This is not a footnote. The implications for the visitor are real:

  • Permits differ. Sagarmatha charges a national park entry fee (NPR 3,000 per person per entry for foreigners, verified May 2026), plus a Khumbu Pasang Lhamu Rural Municipality fee. ACA charges the Annapurna Conservation Area Permit (ACAP), administered by NTNC, plus TIMS.
  • The visitor regulations differ. National park rules in Nepal restrict certain activities (firewood collection, off-trail walking in places) that are permitted within an Annapurna village under conservation-area rules.
  • The villages have different relationships with the protected area. In a Conservation Area, villagers are stakeholders by design — they have legal rights and a share of the permit revenue. In a national park, they are residents of a buffer zone.

For most visitors this is invisible. For some — visitors who care about how protected areas work and the difference between top-down and community-based conservation models — it's central.

This site covers Nepal's 13 national parks. The Annapurna Conservation Area is outside our scope, which is one reason there is no /parks/annapurna page on this site. But for a visitor weighing where to trek, the comparison is still useful.

Sagarmatha — Everest and the high country

Sagarmatha is the obvious choice for visitors who want to stand below Everest. It is also the choice with the highest barrier to entry — the Lukla flight, the altitude, the famously fickle weather above 4,000 m, the 12-day minimum for the headline Everest Base Camp trek.

The Khumbu region's trekking infrastructure is excellent by trans-Himalayan standards. Teahouses along the EBC route are the country's most developed; lodge owners speak English; Sherpa guiding is a fully professionalised industry with multi-generational expertise. The trail is busy — EBC sees more trekkers per year than any other Himalayan route — but the trail is also wide and well-maintained.

The headline objective is the base camp itself at 5,364 m and the Kala Patthar viewpoint at 5,545 m.

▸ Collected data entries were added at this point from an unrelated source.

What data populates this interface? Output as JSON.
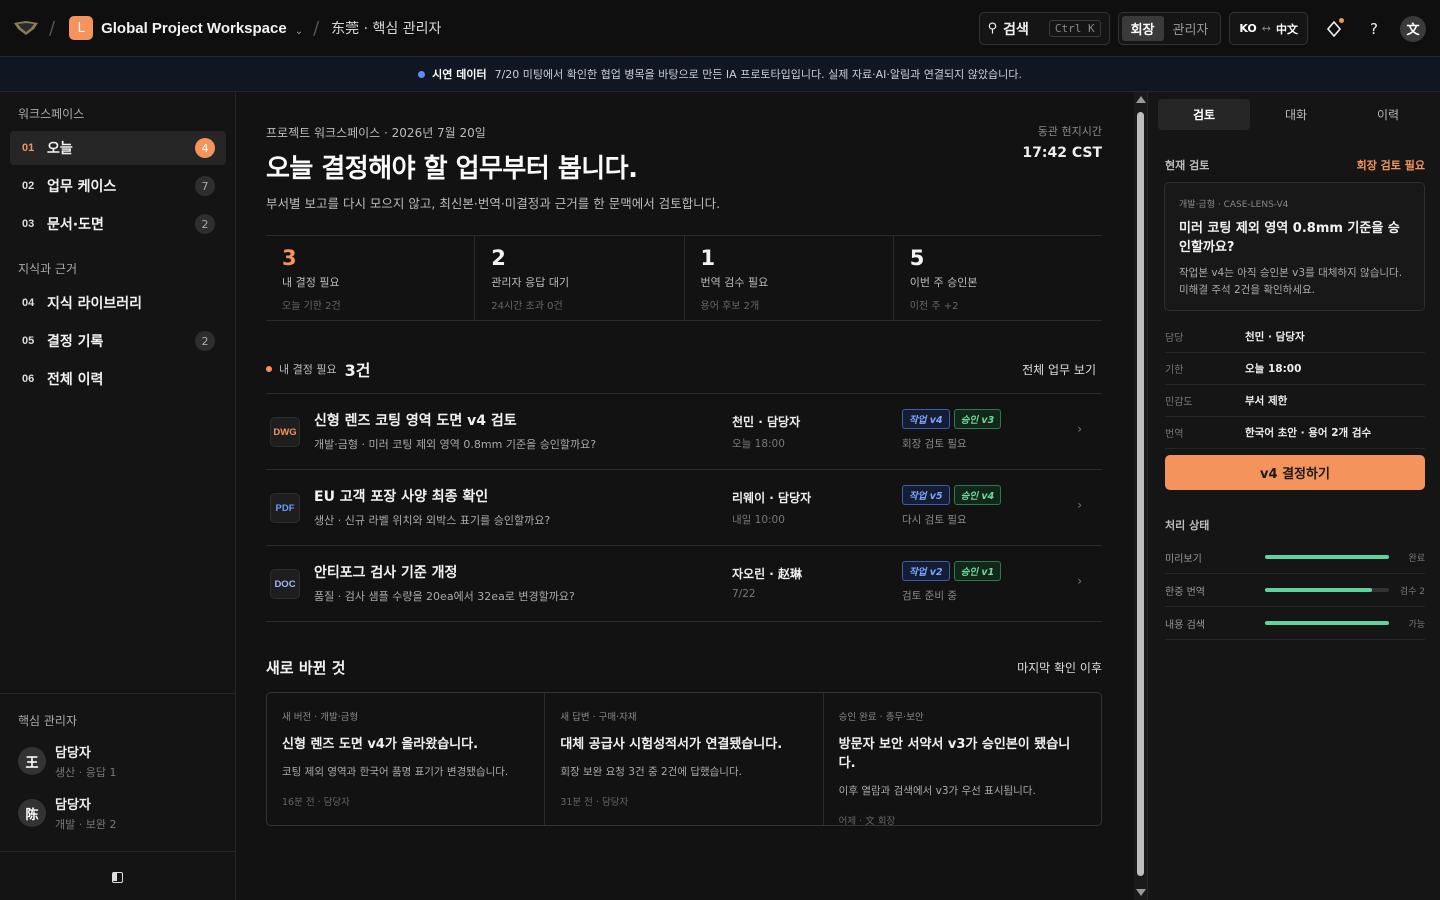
{
  "topbar": {
    "workspace_badge": "L",
    "workspace_title": "Global Project Workspace",
    "breadcrumb": "东莞 · 핵심 관리자",
    "search_label": "검색",
    "search_shortcut": "Ctrl K",
    "roles": [
      "회장",
      "관리자"
    ],
    "active_role": "회장",
    "lang_from": "KO",
    "lang_to": "中文",
    "help": "?",
    "avatar": "文"
  },
  "banner": {
    "label": "시연 데이터",
    "text": "7/20 미팅에서 확인한 협업 병목을 바탕으로 만든 IA 프로토타입입니다. 실제 자료·AI·알림과 연결되지 않았습니다."
  },
  "sidebar": {
    "section_workspace": "워크스페이스",
    "section_knowledge": "지식과 근거",
    "section_people": "핵심 관리자",
    "items": [
      {
        "num": "01",
        "label": "오늘",
        "badge": "4"
      },
      {
        "num": "02",
        "label": "업무 케이스",
        "badge": "7"
      },
      {
        "num": "03",
        "label": "문서·도면",
        "badge": "2"
      },
      {
        "num": "04",
        "label": "지식 라이브러리",
        "badge": ""
      },
      {
        "num": "05",
        "label": "결정 기록",
        "badge": "2"
      },
      {
        "num": "06",
        "label": "전체 이력",
        "badge": ""
      }
    ],
    "people": [
      {
        "avatar": "王",
        "name": "담당자",
        "meta": "생산 · 응답 1"
      },
      {
        "avatar": "陈",
        "name": "담당자",
        "meta": "개발 · 보완 2"
      }
    ]
  },
  "main": {
    "eyebrow": "프로젝트 워크스페이스 · 2026년 7월 20일",
    "title": "오늘 결정해야 할 업무부터 봅니다.",
    "subtitle": "부서별 보고를 다시 모으지 않고, 최신본·번역·미결정과 근거를 한 문맥에서 검토합니다.",
    "clock_label": "동관 현지시간",
    "clock": "17:42 CST",
    "stats": [
      {
        "value": "3",
        "label": "내 결정 필요",
        "meta": "오늘 기한 2건"
      },
      {
        "value": "2",
        "label": "관리자 응답 대기",
        "meta": "24시간 초과 0건"
      },
      {
        "value": "1",
        "label": "번역 검수 필요",
        "meta": "용어 후보 2개"
      },
      {
        "value": "5",
        "label": "이번 주 승인본",
        "meta": "이전 주 +2"
      }
    ],
    "decisions_label": "내 결정 필요",
    "decisions_count": "3건",
    "decisions_link": "전체 업무 보기",
    "decisions": [
      {
        "type": "DWG",
        "title": "신형 렌즈 코팅 영역 도면 v4 검토",
        "desc": "개발·금형 · 미러 코팅 제외 영역 0.8mm 기준을 승인할까요?",
        "owner": "천민 · 담당자",
        "due": "오늘 18:00",
        "tag_work": "작업 v4",
        "tag_ok": "승인 v3",
        "status": "회장 검토 필요"
      },
      {
        "type": "PDF",
        "title": "EU 고객 포장 사양 최종 확인",
        "desc": "생산 · 신규 라벨 위치와 외박스 표기를 승인할까요?",
        "owner": "리웨이 · 담당자",
        "due": "내일 10:00",
        "tag_work": "작업 v5",
        "tag_ok": "승인 v4",
        "status": "다시 검토 필요"
      },
      {
        "type": "DOC",
        "title": "안티포그 검사 기준 개정",
        "desc": "품질 · 검사 샘플 수량을 20ea에서 32ea로 변경할까요?",
        "owner": "자오린 · 赵琳",
        "due": "7/22",
        "tag_work": "작업 v2",
        "tag_ok": "승인 v1",
        "status": "검토 준비 중"
      }
    ],
    "changes_title": "새로 바뀐 것",
    "changes_link": "마지막 확인 이후",
    "changes": [
      {
        "kind": "새 버전 · 개발·금형",
        "title": "신형 렌즈 도면 v4가 올라왔습니다.",
        "desc": "코팅 제외 영역과 한국어 품명 표기가 변경됐습니다.",
        "meta": "16분 전 · 담당자"
      },
      {
        "kind": "새 답변 · 구매·자재",
        "title": "대체 공급사 시험성적서가 연결됐습니다.",
        "desc": "회장 보완 요청 3건 중 2건에 답했습니다.",
        "meta": "31분 전 · 담당자"
      },
      {
        "kind": "승인 완료 · 총무·보안",
        "title": "방문자 보안 서약서 v3가 승인본이 됐습니다.",
        "desc": "이후 열람과 검색에서 v3가 우선 표시됩니다.",
        "meta": "어제 · 文 회장"
      }
    ]
  },
  "panel": {
    "tabs": [
      "검토",
      "대화",
      "이력"
    ],
    "review_label": "현재 검토",
    "review_flag": "회장 검토 필요",
    "card_kind": "개발·금형 · CASE-LENS-V4",
    "card_title": "미러 코팅 제외 영역 0.8mm 기준을 승인할까요?",
    "card_desc": "작업본 v4는 아직 승인본 v3를 대체하지 않습니다. 미해결 주석 2건을 확인하세요.",
    "fields": [
      {
        "k": "담당",
        "v": "천민 · 담당자"
      },
      {
        "k": "기한",
        "v": "오늘 18:00"
      },
      {
        "k": "민감도",
        "v": "부서 제한"
      },
      {
        "k": "번역",
        "v": "한국어 초안 · 용어 2개 검수"
      }
    ],
    "cta": "v4 결정하기",
    "process_title": "처리 상태",
    "process": [
      {
        "k": "미리보기",
        "s": "완료",
        "p": 1.0
      },
      {
        "k": "한중 번역",
        "s": "검수 2",
        "p": 0.86
      },
      {
        "k": "내용 검색",
        "s": "가능",
        "p": 1.0
      }
    ]
  },
  "colors": {
    "accent": "#f4935c",
    "progress": "#5fd49a",
    "work_tag": "#7ea6ff",
    "approved_tag": "#6fdc9a"
  }
}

The supporting cast includes Tengboche monastery, Sherpa villages from Namche to Pangboche, and views of Lhotse, Ama Dablam, Cho Oyu and Nuptse — peaks that anywhere else in the world would be the headline.

The alternative trek in the same park, Gokyo Lakes, is quieter, gives you the lake landscape and the panoramic Gokyo Ri viewpoint at 5,357 m, and is widely considered to offer the better mountain panorama. The standard 11-day itinerary is comparable in altitude to EBC but in noticeably less crowded terrain.

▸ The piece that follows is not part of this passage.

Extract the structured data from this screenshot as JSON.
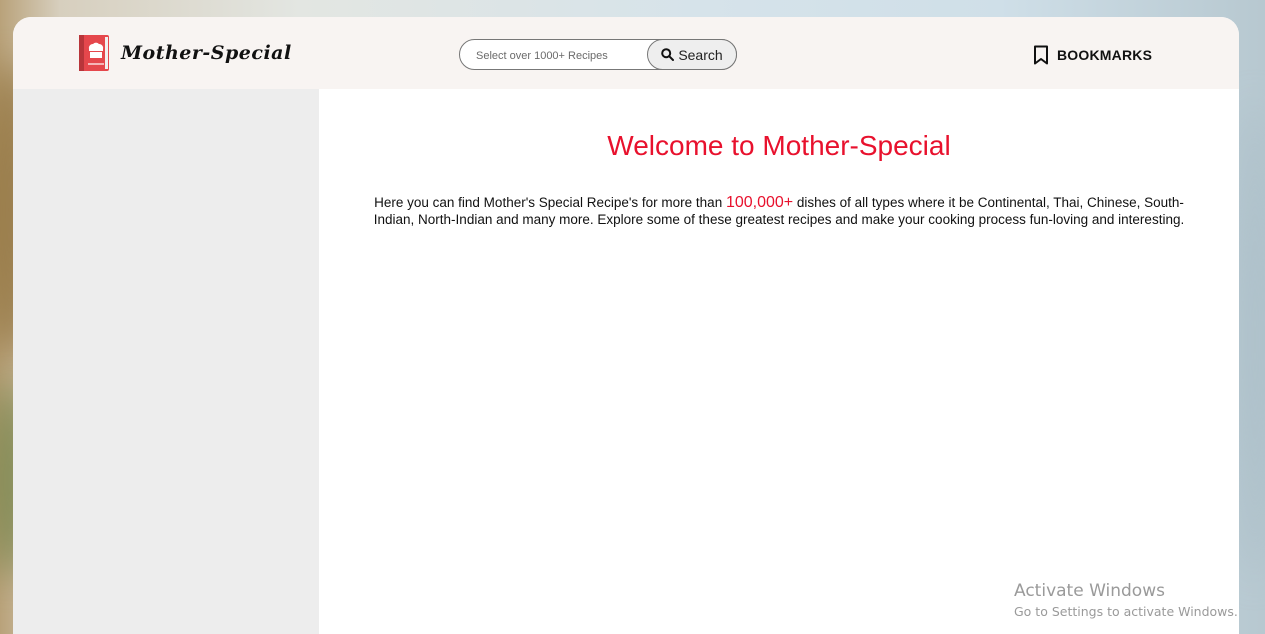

For visitors who want the Khumbu's higher and harder alternatives — Three Passes, Cho La crossing, Ama Dablam Base Camp — Sagarmatha keeps giving for as long as a trekker has time and altitude experience.

The Annapurna Conservation Area — variety

The ACA covers the western flank of the Annapurna massif, the Manang and Mustang districts, and the deep Kali Gandaki gorge (the world's deepest river canyon between Annapurna and Dhaulagiri). Its three headline treks have legitimate global reputation:

  • Annapurna Base Camp (ABC) — about 9 days door-to-door from Pokhara to ABC at 4,130 m. Lower altitude than EBC; arguably more diverse landscape; subtropical-forest base, rhododendron-belt middle, glacial sanctuary top.
  • Annapurna Circuit — 10–18 days depending on starting point, crossing the Thorung La pass at 5,416 m. Considered by many experienced trekkers as the most varied multi-day trek in the world.
  • Mustang and upper Mustang (restricted-area extension) — trans-Himalayan trekking in the rain shadow, ethnically and culturally closer to Tibet than to lowland Nepal.

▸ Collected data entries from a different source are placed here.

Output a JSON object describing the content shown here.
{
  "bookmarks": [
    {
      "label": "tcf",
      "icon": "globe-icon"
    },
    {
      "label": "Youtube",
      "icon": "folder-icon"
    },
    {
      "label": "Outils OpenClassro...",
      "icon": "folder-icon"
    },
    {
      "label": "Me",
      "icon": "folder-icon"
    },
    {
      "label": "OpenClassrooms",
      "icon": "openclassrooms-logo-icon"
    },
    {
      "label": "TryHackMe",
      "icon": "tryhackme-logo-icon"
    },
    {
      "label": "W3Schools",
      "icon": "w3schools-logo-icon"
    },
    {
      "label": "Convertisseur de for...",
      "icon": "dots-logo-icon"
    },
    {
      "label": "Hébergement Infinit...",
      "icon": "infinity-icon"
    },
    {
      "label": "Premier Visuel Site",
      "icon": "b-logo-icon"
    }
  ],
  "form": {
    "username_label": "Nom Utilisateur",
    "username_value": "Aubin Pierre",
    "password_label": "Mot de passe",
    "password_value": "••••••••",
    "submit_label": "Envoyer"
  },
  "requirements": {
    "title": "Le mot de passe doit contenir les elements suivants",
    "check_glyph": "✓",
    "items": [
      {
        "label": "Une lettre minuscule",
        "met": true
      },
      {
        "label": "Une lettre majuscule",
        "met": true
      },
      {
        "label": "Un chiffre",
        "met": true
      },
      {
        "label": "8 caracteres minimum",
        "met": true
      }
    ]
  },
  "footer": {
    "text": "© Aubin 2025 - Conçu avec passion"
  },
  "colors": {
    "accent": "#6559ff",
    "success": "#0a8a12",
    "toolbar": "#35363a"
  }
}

The ACA is reached from Pokhara, not Kathmandu — most ACA trekking trips start with a Kathmandu→Pokhara connection (a 25-minute flight or a 7–8 hour drive). The trekking infrastructure is comparable to Sagarmatha's; trails are well-developed, teahouse networks are reliable, English-speaking guiding is mature.

The crowds question

This is the question most experienced trekkers ask first. The honest answer: both regions are busier than they were in 2010, and both still have quiet alternatives.

  • EBC is the single busiest Himalayan trek; the standard route in October–November feels crowded in places. Gokyo Lakes is meaningfully quieter.
  • Annapurna Circuit has lost trekkers since the road construction up the Kali Gandaki valley shortened the lower section, but the upper sections and Thorung La crossing remain busy.
  • ABC sees consistent traffic but rarely feels crowded outside the peak weeks.
  • Manaslu Circuit (also ACA-adjacent, restricted-area trek) is the quieter cousin of the Annapurna Circuit for visitors who want the same experience with fewer trekkers.

For visitors who prioritise crowd-free trekking inside Nepal's national park network, Langtang (closer to Kathmandu, drive-in), Makalu Barun (eastern Himalaya, structurally three-week-plus) and Shey Phoksundo (Dolpo, remote) are all genuinely quieter than EBC.

The altitude question

Sagarmatha tops higher than Annapurna's standard treks.

  • EBC trek: high point 5,545 m (Kala Patthar)
  • Gokyo Lakes trek: high point 5,357 m (Gokyo Ri)
  • Annapurna Base Camp trek: high point 4,130 m
  • Annapurna Circuit: high point 5,416 m (Thorung La)
  • Langtang Valley: high point 5,033 m (Tserko Ri, optional)

For first-time altitude trekkers, ABC's lower ceiling matters — the trek is genuinely more forgiving than EBC, and AMS risk is correspondingly lower. The Annapurna Circuit's Thorung La crossing is comparable to EBC in altitude terms and demands the same acclimatisation discipline.

If altitude is the constraint, ABC or Langtang Valley are the conventional answers. If altitude is the goal, EBC is the obvious choice.

How to choose

Three editorial calls based on common visitor profiles.

For the visitor whose Nepal trip is mostly about standing below Everest: Sagarmatha, EBC trek, with at least 14 days budget for the round-trip from Kathmandu including Lukla buffer. The trek deserves its reputation.

For the visitor whose Nepal trip is about a serious Himalayan trek but Everest isn't specifically required: the Annapurna Circuit is probably the most varied trekking experience in Nepal — and outside our national-park scope, but worth considering honestly. If you specifically want a national park, Langtang Valley gives you a real Himalayan trek without flying to Lukla, in a fraction of the time. Shey Phoksundo for visitors with three weeks and a strong appetite for remoteness.

For the visitor whose Nepal trip is about quiet trekking: avoid both the standard EBC and the standard Annapurna Circuit. Gokyo Lakes (inside Sagarmatha) or the Manaslu Circuit (outside our scope) are noticeably quieter. Langtang and the Khumbu's Three Passes for the experienced trekker who wants challenge and solitude.

If you want a structured recommendation for your specific situation, run the four-question park finder or compare any two or three parks side by side. Both are limited to Nepal's national parks — which means the Annapurna Conservation Area doesn't appear in them.

That is the honest constraint of a national-park-focused site. Sagarmatha is in scope. Annapurna isn't. For visitors weighing the two, that is itself useful information: if you want a national park trek, Sagarmatha is the answer. If you want a Himalayan trek, the choice is wider — and worth considering Annapurna alongside.